Représente le service à rendre par l’application. On peut imaginer plusieurs traitements à réaliser lors de l’appel à la méthode reserver(ReservationSalle) et, au final, la réservation est sauvegardée dans un système de base de données.

ReservationSalleDao

Représente l’accès à un système de base de données. Le suffixe Dao signifie Database access object et permet d’indiquer au lecteur que cette classe a pour responsabilité d’interagir avec un système de base de données. La méthode sauver(ReservationSalle) appelée dans notre exemple doit sans doute réaliser une insertion en SQL.

ReservationSalle

Réprésente la notion de réservation d’une salle de réunion.

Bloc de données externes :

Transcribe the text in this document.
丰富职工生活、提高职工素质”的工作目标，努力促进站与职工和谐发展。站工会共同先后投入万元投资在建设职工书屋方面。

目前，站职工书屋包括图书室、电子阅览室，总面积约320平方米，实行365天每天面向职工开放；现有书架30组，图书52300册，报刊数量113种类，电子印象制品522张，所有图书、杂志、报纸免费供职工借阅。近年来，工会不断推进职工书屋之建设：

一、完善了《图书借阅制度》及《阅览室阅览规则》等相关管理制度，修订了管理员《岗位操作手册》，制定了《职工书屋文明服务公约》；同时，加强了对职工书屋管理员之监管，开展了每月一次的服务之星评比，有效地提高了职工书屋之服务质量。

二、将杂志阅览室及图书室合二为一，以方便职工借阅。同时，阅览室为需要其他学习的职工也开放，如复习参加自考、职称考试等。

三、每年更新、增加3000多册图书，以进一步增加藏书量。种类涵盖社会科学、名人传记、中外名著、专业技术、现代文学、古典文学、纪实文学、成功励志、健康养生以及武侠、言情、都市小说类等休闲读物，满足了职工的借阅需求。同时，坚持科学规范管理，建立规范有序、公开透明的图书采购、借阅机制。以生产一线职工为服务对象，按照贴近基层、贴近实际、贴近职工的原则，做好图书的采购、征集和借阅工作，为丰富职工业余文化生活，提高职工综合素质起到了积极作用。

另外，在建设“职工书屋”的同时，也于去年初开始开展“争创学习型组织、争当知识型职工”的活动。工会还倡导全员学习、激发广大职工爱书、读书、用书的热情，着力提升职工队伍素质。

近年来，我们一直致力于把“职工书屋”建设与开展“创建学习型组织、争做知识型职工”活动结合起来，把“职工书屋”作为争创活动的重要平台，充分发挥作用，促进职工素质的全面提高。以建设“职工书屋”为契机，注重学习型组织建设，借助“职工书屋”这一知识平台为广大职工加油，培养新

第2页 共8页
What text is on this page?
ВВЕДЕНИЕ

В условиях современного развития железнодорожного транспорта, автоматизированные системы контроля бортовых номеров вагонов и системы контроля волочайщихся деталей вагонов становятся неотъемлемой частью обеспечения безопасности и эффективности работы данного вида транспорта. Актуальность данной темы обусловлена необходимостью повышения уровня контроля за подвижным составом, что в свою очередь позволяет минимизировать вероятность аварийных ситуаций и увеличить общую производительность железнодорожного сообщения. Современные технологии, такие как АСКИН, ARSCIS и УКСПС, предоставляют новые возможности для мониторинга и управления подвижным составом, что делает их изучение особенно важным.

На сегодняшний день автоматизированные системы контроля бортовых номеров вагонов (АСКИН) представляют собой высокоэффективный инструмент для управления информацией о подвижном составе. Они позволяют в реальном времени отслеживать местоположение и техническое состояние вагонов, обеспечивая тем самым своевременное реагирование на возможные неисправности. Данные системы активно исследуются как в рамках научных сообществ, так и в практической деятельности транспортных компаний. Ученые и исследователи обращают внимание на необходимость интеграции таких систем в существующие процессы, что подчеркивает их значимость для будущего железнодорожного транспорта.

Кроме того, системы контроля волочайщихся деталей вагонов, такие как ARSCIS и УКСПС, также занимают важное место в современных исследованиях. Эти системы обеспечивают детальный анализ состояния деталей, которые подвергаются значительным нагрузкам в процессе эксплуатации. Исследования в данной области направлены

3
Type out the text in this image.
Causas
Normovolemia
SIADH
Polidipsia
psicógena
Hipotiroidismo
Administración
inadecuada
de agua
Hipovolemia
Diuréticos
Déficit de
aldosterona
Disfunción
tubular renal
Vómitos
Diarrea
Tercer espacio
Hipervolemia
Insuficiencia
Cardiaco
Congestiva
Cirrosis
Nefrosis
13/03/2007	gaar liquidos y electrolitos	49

Le code ci-dessus, nous conduit à dire que pour réaliser son travail, la classe ReservationSalleService est dépendante d’objets des classes ReservationSalleDao et ReservationSalle. L’objet de type ReservationSalleDao est particulièrement intéressant car il est déclaré comme attribut de la classe. Cela signifie que cet objet fait partie de l’état de notre service et nous conduit à nous poser un problème fondamental en architecture logicielle : quelle partie du programme doit être responsable de la création de cette instance de ReservationSalleDao.

Une réponse simple consisterait à dire que chaque objet de la classe ReservationSalleService est responsable de créer l’objet ReservationSalleDao. En programmation orientée objet, ce type de comportement est très facile à implémenter avec un constructeur.

Création de la dépendance dans le constructeur
public class ReservationSalleService {

  private ReservationSalleDao reservationSalleDao;

  public ReservationSalleService() {
    reservationSalleDao = new ReservationSalleDao();
  }

  public void reserver(ReservationSalle reservationSalle) {
    // faire un traitement nécessaire
    // (par exemple la validation de la réservation)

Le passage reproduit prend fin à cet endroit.